Женю, неохотно соглашавшегося читать свои стихи даже близким друзьям, считали обычно, и Женя сам стремился поддерживать всех в этом мнении, нетщеславным… Это было неправдой: тщеславен Женя был, но как-то вывернуто тщеславен. Стихи казались ему областью слишком интимно-личной, чем-то глубоко внутренним, той святая святых, в которую не должен вступать непосвященный. Было время, когда Женя развлекался фантазиями о том, что поэзия могла бы быть изустным достоянием какого-нибудь тайного мистического ордена… Стремление к популярности, славе казалось Жене тщеславием примитивным. Было другое, тайное, внутреннее тщеславие сжигавшего его стремления к преодолению новых ступеней…
— Я не знаю, Женя, мне кажется, что ты мог бы пойти к Гумми с «Розовым садом».
Женя рывком обернулся к Елене.
— Ты хотя бы понимаешь, что ты сказала?
— Женя, ты что?
— Ничего! — Словно ударив Елену неожиданно ненавидящим взглядом. Женя не оборачиваясь почти побежал прочь.

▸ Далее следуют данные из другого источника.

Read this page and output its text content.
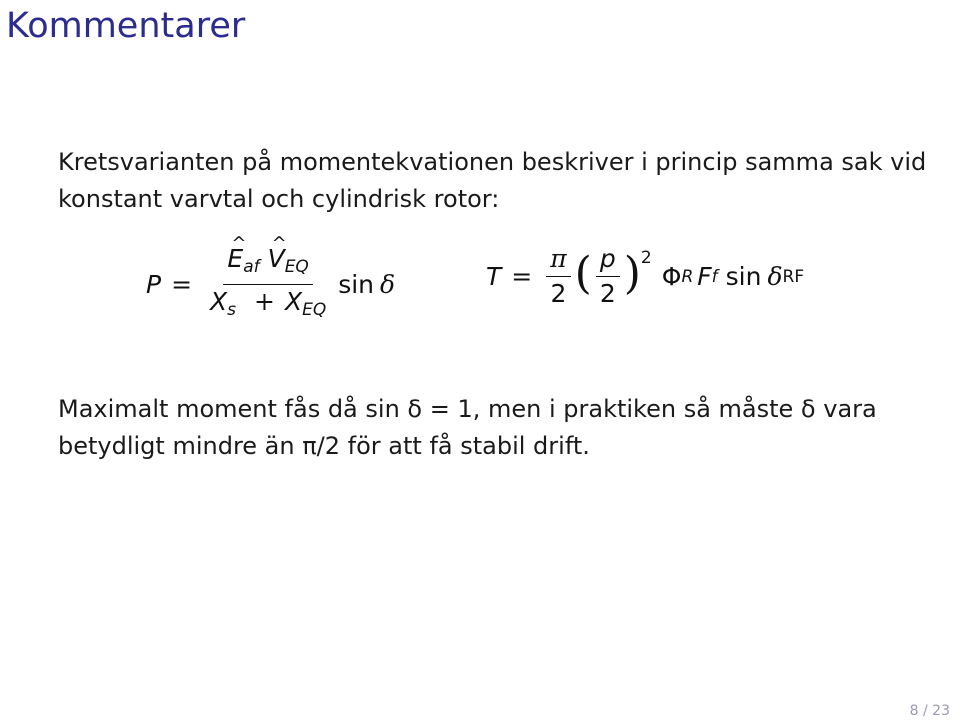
Kommentarer
Kretsvarianten på momentekvationen beskriver i princip samma sak vid konstant varvtal och cylindrisk rotor:
P = ^ $\frac{E_{af} \^{} V_{EQ}}{X_s + X_{EQ}}$ sin δ	$T = \frac{\pi}{2}$ ( $\frac{p}{2} )^2$
Φ R F f sin δ RF
Maximalt moment fås då sin δ = 1, men i praktiken så måste δ vara betydligt mindre än π/2 för att få stabil drift.
8 / 23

Его не было три дня. С момента, когда они с Еленой расстались на Мойке, Женя не объявлялся даже у себя — как будто канул в воду… Елена, которой мерещилось самое плохое, была в таком ужасе, что не только Женины, общие с Еленой друзья, но и Вадим, и даже Юрий обшаривали в городе все кабаки и морги…
Невыносимо мучительным казалось Некрасову в течение этих дней многократно появляться у Елены, каждый раз успевая ловить в ее глазах разочарование обманутой надежды, что это его, а не Женины шаги прозвучали на лестнице.